Imagine: you’re sitting down to that Thanksgiving meal with the extended family, yet you’re not fully out to everyone; you’re not able to be your true, authentic self. How does that make you feel?
I know for me it was awkward. Since understanding my authentic self around the wee ol’ age of 24, I’ve been out to all of my family, with the exception of my grandparents. Back in the day (circa 1999), my Mom asked that I not share my sexual orientation with my grandparents (especially my Grandmom, or “Mommom” as we called her), as she would worry and not really get it. While this bothered me, at the time I honored my Mom’s request (I mean, she birthed me, right?). So, it’s Thanksgiving, and I brought home my boyfriend (who I’m happy to say is now my husband) for this big meal for the first time. All of the extended family sitting around the table knew who Rich was in my life, except for Mommom. As she tried to strike up a conversation with me and my “roommate,” she asked in her very loud, hearing-aid-wasn’t-quite-working-well voice: “So Steven, who’s keepin’ who straight down there in Florida?” My Depression-era Mommom was asking a very simple question about staying out of trouble, but to us “in the know” it had a whoooole other meaning.
What do we mean by “authenticity” and why does it matter?
While the situation above definitely broke the remaining awkward ice at that particular Thanksgiving table, it reminds me of situations when you aren’t being your true authentic self. Especially in front of family, friends and colleagues during the holidays.
Think about a time when you weren’t being your true self. How did (or does) it feel? You’re constantly spinning your energy to make sure others don’t discover your truth. You may need to lie or use “fake news” in order to keep the facade up. The management of pronouns, dodging the question of who you spent the holidays with, wrangling that beard to take to the company holiday party, or hell, maybe just avoiding the whole situation all together; never seizing the opportunity to engage in these moments. All this hiding your authenticity is exhausting!
That’s my point: I see how much time and energy it takes for people to hide their authenticity. I remember how much energy it took me, just to hide my true self from my Mommom. People living their authentic lives can channel their energy and focus on living in that moment, building relationships, instilling trust with those around them, instead of hiding in whatever closet they’ve built. Being authentic means you’re fully present in the now and being open to the experience.

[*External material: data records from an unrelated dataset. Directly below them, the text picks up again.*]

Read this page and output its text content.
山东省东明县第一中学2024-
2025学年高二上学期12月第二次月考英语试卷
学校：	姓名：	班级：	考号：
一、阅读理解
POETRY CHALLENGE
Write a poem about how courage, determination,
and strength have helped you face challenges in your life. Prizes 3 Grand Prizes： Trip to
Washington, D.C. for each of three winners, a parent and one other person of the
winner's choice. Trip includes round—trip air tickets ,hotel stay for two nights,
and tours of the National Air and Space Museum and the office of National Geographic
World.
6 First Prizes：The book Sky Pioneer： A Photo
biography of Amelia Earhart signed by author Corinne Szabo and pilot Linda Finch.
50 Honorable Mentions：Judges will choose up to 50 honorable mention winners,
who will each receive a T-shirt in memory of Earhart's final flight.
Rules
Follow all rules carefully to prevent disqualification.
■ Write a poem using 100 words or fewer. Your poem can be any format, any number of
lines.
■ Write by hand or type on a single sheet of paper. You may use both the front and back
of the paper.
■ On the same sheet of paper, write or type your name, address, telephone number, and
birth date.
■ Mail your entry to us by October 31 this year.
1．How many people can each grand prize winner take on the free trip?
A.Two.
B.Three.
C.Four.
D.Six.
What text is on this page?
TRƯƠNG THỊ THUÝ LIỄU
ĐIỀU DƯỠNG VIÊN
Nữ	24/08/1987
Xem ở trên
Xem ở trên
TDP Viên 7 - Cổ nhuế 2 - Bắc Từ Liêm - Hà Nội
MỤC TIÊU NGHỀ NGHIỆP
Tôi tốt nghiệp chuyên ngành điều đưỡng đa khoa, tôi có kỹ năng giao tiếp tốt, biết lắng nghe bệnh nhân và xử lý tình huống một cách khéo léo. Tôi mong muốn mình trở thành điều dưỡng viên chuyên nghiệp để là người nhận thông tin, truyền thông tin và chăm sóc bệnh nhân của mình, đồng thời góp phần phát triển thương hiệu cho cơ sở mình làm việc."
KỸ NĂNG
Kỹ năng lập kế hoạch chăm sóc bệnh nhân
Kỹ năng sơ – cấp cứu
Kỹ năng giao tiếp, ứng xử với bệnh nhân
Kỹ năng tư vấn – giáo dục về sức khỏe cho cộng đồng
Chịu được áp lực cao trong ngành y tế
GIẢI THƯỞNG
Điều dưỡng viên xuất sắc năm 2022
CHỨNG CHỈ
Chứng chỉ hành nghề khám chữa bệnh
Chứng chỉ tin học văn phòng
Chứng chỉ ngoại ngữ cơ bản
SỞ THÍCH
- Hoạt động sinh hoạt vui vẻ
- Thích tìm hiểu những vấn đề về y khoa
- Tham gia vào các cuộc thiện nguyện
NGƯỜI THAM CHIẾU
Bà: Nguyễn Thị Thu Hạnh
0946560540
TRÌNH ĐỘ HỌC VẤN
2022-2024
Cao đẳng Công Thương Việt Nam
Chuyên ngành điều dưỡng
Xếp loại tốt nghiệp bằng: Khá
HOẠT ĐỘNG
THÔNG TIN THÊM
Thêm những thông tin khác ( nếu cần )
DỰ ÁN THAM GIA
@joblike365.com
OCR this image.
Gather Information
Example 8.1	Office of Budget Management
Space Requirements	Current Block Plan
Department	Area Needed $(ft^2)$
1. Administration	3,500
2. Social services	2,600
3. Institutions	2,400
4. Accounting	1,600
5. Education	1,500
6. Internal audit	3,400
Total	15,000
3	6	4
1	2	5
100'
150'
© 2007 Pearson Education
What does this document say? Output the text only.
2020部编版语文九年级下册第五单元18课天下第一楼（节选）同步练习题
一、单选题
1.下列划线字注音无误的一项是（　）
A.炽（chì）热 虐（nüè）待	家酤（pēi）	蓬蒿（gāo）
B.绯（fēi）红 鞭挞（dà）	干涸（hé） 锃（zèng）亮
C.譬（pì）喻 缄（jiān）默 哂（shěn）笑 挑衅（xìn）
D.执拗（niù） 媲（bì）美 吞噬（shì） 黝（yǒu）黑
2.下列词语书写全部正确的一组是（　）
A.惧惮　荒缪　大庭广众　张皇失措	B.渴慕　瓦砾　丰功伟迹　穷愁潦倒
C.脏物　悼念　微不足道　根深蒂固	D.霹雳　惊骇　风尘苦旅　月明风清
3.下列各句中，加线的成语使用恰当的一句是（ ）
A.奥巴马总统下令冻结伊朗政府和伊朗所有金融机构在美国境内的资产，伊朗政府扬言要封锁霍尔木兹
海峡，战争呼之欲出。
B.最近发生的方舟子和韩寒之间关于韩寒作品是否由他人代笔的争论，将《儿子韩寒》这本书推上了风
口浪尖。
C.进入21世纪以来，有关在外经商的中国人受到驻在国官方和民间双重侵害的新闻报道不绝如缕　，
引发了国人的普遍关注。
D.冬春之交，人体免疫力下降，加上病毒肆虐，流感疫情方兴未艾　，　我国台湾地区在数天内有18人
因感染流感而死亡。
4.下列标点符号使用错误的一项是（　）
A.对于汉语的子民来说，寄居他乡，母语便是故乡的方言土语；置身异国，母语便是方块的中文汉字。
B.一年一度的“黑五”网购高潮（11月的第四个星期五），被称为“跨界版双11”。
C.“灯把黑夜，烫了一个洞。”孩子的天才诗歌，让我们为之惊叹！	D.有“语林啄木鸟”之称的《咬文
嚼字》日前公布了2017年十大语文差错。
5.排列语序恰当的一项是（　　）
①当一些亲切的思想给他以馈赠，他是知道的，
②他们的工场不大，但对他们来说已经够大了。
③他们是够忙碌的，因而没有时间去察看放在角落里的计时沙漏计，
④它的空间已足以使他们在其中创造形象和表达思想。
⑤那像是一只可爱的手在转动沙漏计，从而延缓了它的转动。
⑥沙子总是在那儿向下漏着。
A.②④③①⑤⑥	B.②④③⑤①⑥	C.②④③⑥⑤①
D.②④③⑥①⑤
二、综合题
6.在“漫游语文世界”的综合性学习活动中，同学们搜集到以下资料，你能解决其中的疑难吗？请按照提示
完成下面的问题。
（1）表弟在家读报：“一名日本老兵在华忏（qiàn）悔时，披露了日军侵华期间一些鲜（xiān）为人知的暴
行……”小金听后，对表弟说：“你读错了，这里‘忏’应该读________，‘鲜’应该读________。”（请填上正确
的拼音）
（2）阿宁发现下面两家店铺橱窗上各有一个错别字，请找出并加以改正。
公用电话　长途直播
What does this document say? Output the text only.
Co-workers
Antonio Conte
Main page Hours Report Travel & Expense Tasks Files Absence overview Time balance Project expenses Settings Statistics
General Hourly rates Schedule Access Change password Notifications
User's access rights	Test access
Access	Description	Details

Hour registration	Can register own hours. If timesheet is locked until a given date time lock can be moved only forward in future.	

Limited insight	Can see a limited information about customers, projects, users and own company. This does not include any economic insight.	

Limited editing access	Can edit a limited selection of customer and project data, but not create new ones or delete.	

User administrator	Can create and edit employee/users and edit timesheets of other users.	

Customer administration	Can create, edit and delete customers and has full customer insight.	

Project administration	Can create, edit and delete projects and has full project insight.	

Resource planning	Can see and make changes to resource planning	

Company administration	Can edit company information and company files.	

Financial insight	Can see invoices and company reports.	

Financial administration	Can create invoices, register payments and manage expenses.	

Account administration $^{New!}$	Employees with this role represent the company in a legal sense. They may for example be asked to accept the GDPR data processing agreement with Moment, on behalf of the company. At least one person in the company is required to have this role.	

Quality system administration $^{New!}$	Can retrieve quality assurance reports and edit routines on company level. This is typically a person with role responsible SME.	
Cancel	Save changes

OK: this might be easy for me to say as an out, white, cisgender, gay dude in his 40s, and I get that. And I respect that there are many reasons people don’t share their authentic selves at home or work and stay in the closet. Whether you self identify as a gay, bisexual, lesbian or trans, there’s a myriad of stories I’ve heard why people don’t share who they authentically are with their family, friends or colleagues. Maybe that’s the last thing you want to deal with around the holidays, by doing so you not only waste your own energy, but you also deny those around you from knowing and seeing the real you.
Even the most “out” and authentic person can further develop their authenticity. So how do you develop or deepen it? While there are heaps of ways to develop this, here are five ideas that may help you do a deep dive into yourself* (*therapist not included):
• Really understand your “outness” … Ask yourself, “why did I share my authentic self with those around me” or “why haven’t I shared it?”
• Explore your past … Reflect on this: “how did I get to where I am now?” or “what were some of the key milestones that have shaped who I am today?”
• Reflect on immediate actions and practices … It’s one thing to think about the major milestones of the past that have impacted who you are, but it’s another to think about what happened to you today, and what you can learn from it.
• Ask those around you for open and honest feedback … We all have our own blind spots and unconscious biases. But we can ask those around us that we trust to help us see them. Be sure you are actively listening when you receive the feedback from your trusted advisors. It’s good to remember that feedback isn’t just giving the words, it’s also listening and receiving it.
• Know your own personal value system … Being authentic is knowing what drives you to do the things that you do. We all have a values system and we act through this “values lens.” Be mindful of what your top values are and how often you are feeding these values with the actions, behaviors and work that you do.
So during this holiday season, give thanks that you are you, embrace the love you have around you and give those you encounter at home, at work and at those holiday gatherings the gift of seeing the authentic you.
And happy holidays from my pack to yours!